OrientDB Interface Methods
ebel.manager.orientdb.odb_meta.Graph
Bases: ABC
Generic parent class for BioDBs.
classes: Tuple[OClass, ...]
property
Return generic, node and edge classes as List[OClass].
number_of_generics: Dict[str, int]
property
Returns for number of entries in OrientDB classes and RDB tables. Tables have priority.
number_of_nodes
property
Return node count.
number_of_edges
property
Return edge count.
__init__(generics: Tuple[Generic] = (), nodes: Tuple[Node] = (), edges: Tuple[Edge] = (), indices: Tuple[OIndex] = (), urls: dict = None, biodb_name: str = '', tables_base=None, config_params: Optional[dict] = None, overwrite_config: bool = False)
Init method.
__config_params_check(overwrite_config: bool = False)
Go through passed/available configuration params.
execute(command_str: str) -> List[OrientRecord]

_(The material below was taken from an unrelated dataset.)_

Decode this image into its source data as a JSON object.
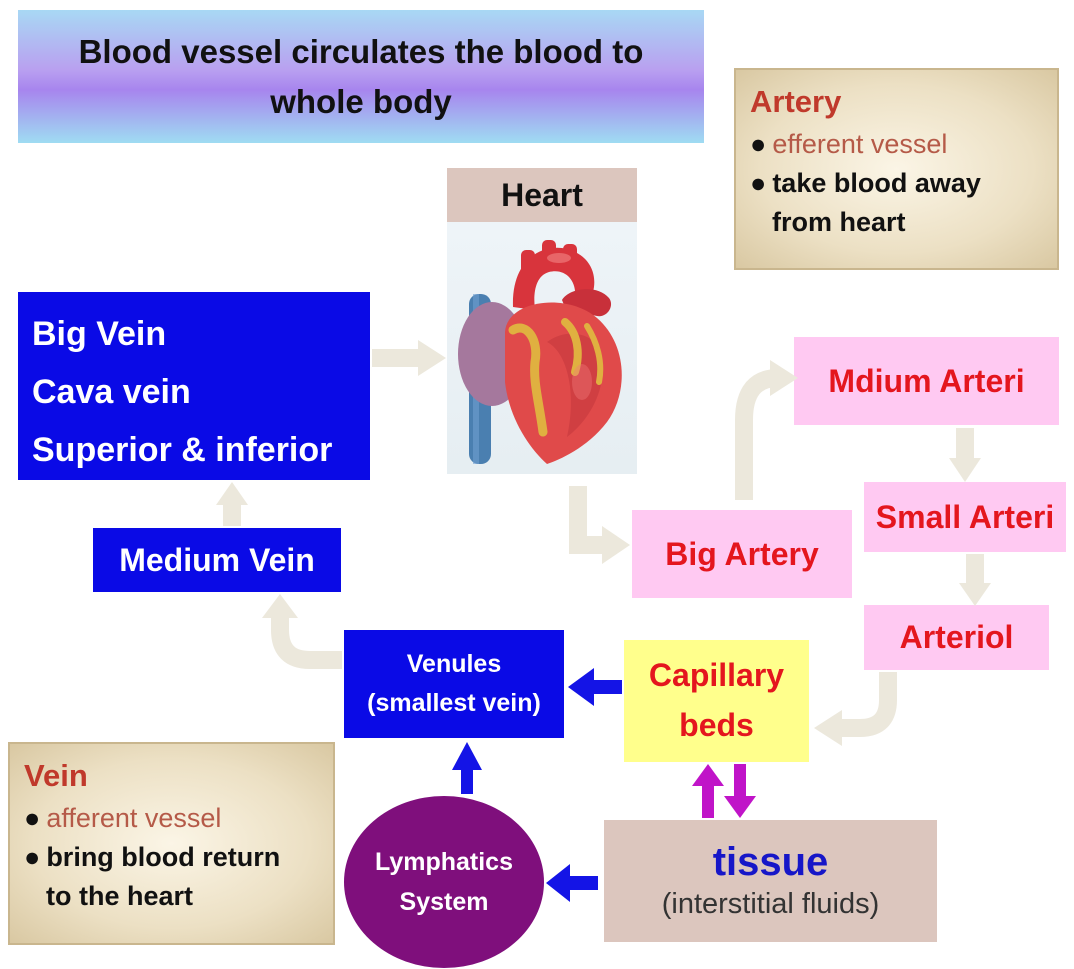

Execute a command directly in the OrientDB server.
Parameters
command_str: str The SQL to be executed
Raises
PyOrientCommandException Caused by a disconnect to the ODB server. eBEL will try to reconnect if possible.
Returns
ODB response.
set_configuration_parameters()
Set configuration for OrientDB database client instance using configuration file or passed params.
get_client() -> OrientDB
Attempts to connect to the OrientDB client. This is currently done by using session tokens.
__repr__()
Represent the class.
insert_data() -> Dict[str, int]
abstractmethod
Insert all generic data.
update_interactions() -> int
abstractmethod
Insert all generic data.
clear_and_import_data() -> Dict[str, int]
Clears the associated table and inserts the data from raw downloaded data.
create_index_rdbms(table_name: str, columns)
Creates index on column(s) in RDBMS.
clear_edges_by_bel_doc_rid(bel_document_rid: str, even_if_other_doc_rids_exists=True)
Delete all edges linked to a specified BEL document rID.
clear_documents() -> int
Clear all document info. Returns number of deleted documents.
get_number_of_bel_statements_by_document_rid(bel_document_rid: str) -> int
Return BEL statement count with a given document ID.
get_documents()
Return all document info as pandas DataFrame.
get_documents_as_dict()
Return all document info as pandas DataFrame.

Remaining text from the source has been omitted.